Весной этого года он начинает посещать собрания в Ленинградском отделении Всероссийского союза поэтов (ЛО ВСП). Членами ЛО ВСП в то время были такие известные поэты, как М. Кузмин, Н. Клюев, Ф. Наппельбаум, Е. Полонская, В. Рождественский, Н. Тихонов и Г. Шмерельсон, а также поэт-заумник Александр Васильевич Туфанов.

Туфанову было суждено сыграть значительную роль в литературном становлении Хармса и его друзей. Он был значительно старше Хармса — к моменту их знакомства в марте 1925 года ему исполнилось 47 лет.

К этому времени Хармс уже испытывал серьезный интерес к заумному творчеству, так что туфановские идеи легли на подготовленную почву. Он не только начинает активно работать в области заумной поэзии, но и экспериментирует с автоматическим заумным письмом в прозе.

В марте того же 1925 года Туфанов создает «Орден заумников DSO». Историю создания ордена он рассказал сам:

«Орден заумников в Ленинграде возник после моего выступления в Ленингр. Отд. Союза Поэтов в марте 1925 г. Мною была прочитана первая часть (теперь законченной) поэмы "Домой в Заволочье", и из собравшихся выделилась группа пожелавших объединиться. DSO — значение заумное: при ослаблении вещественных преград (D) лучевое устремление (S) в века при расширенном восприятии пространства и времени (О)».

В это общество вступил и Хармс. В составе ордена заумников Туфанов выделял «ядро» — он сам, Хармс и Евгений Вигилянский — поэт и преподаватель, несколько произведений которого впоследствии сохранилось в архиве Хармса. Хармса и Вигилянского он называл «учениками, постоянно работающими в моей студии». Кроме этого, в состав группы входил Александр Введенский, которого Туфанов называет учеником Игоря Терентьева. Еще в орден вошли поэты И. Марков, Б. Черный, Г. Богаевский.

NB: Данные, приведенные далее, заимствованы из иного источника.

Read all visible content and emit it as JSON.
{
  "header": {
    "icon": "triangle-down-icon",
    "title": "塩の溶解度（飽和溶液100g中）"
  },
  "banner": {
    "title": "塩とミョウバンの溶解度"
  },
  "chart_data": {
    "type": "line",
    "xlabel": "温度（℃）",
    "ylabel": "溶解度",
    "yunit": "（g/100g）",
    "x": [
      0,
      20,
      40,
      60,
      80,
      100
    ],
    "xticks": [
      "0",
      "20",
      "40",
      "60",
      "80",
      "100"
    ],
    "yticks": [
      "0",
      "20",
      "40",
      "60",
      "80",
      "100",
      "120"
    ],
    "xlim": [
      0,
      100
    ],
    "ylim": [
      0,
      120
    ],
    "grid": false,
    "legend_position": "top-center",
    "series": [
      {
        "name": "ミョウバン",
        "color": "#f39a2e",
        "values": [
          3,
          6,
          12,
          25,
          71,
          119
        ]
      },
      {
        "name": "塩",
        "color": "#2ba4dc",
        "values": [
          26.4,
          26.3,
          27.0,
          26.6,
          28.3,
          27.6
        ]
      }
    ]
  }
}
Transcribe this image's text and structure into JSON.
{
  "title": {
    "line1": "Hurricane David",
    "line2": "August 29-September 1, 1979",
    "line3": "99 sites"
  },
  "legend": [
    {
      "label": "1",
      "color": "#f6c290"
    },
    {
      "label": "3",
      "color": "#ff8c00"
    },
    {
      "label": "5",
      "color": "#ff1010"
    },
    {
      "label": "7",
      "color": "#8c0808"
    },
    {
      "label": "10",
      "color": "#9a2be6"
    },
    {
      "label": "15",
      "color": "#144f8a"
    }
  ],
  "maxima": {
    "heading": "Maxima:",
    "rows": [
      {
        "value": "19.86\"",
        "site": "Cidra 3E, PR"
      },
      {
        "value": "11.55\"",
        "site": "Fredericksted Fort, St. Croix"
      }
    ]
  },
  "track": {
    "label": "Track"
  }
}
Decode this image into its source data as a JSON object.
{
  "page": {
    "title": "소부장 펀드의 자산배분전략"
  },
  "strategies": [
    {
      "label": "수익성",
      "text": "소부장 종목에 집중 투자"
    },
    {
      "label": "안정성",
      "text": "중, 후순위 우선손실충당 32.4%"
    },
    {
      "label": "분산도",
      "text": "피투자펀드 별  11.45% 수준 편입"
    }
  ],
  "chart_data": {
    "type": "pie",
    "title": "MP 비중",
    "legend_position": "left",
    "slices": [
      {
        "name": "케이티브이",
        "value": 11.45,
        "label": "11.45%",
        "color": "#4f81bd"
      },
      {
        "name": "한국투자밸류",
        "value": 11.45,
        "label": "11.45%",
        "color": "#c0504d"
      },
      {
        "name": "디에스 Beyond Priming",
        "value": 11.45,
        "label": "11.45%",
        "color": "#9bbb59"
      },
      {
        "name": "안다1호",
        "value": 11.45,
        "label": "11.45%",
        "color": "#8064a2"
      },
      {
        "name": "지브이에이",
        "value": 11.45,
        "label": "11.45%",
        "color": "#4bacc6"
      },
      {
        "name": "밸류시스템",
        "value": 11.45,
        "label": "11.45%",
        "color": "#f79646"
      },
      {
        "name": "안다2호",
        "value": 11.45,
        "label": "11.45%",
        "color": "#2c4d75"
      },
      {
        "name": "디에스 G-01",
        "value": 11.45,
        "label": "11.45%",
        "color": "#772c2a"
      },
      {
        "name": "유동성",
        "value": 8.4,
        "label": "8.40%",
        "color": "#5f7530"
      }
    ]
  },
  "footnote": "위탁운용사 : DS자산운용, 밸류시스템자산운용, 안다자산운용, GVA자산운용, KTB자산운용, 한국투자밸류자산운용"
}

Именно в кружке Туфанова Хармс познакомился и подружился — как оказалось, на всю жизнь — с молодым поэтом Александром Введенским. Вскоре они обособляются в группе Туфанова, получившей к тому времени название «Левый Фланг». Первое зафиксированное в записных книжках Хармса выступление «Левого фланга» состоялось 5 января 1926 года. В этом выступлении принимал участие также имажинист Афанасьев-Соловьев. Контакты членов «Левого фланга» с ленинградскими имажинистами в конце 1925-го — начале 1926 года были настолько интенсивными, что было даже запланировано издание совместного сборника. К сожалению, этим планам не дано было осуществиться.

В это же время Хармс начинает активно заниматься самообразованием. Уже в 1925 году его записные книжки полны названий авторов и произведений, которые он поглощал. Это книги по литературоведению и стиховедению (преобладают формалисты), философии, педагогике, культуре и т. п. Из художественной литературы Хармс читает футуристов, имажинистов, а также Гамсуна, Горького, Гончарова, Гоголя, Чехова, Куприна, Бунина, Сологуба и др.

Девятого октября 1925 года Хармс подал заявление на вступление в Ленинградское отделение Всероссийского союза поэтов. В то время к кандидатам в ВСП относились весьма лояльно. Можно было представить в «приемочную комиссию» (так официально назывался орган ВСП, ведавший подготовкой к приему новых членов) вышедшую книжку. Не было книги — не беда, принимали и стихи, напечатанные в журналах. Если не было напечатанных произведений, принимались стихи в рукописном виде: ведь главное — качество, а не формальные критерии! На суд комиссии Хармс представил две тетради стихотворений, и 26 марта 1926 г. он был принят в ВСП. Среди этих стихотворений встречается подпись: чинарь. Это слово придумал А.И. Введенский, который в 1922 г. основал дружеский союз «чинарей» вместе со своими бывшими соучениками по гимназии Л. Лентовской (Петроградской 10-й трудовой школе) Я.С. Друскиным и Л.С. Липавским. Никогда никто из них не дал расшифровки значения слова «чинарь», и поэтому можно лишь гадать: значит ли это слово духовный ранг, восходит ли к славянскому корню «творить» и т.п. Важнее всего то, что Хармс, познакомившись с этими людьми в середине 1925 г., обрел друзей, которые до конца жизни остались его ближайшими интеллектуальными и творческими единомышленниками, — Л. Липавский (под псевдонимом Л. Савельев) и А. Введенский будут вместе с Хармсом работать в детских журналах, Я. Друскин останется последним собеседником Хармса и сохранит от уничтожения его архив.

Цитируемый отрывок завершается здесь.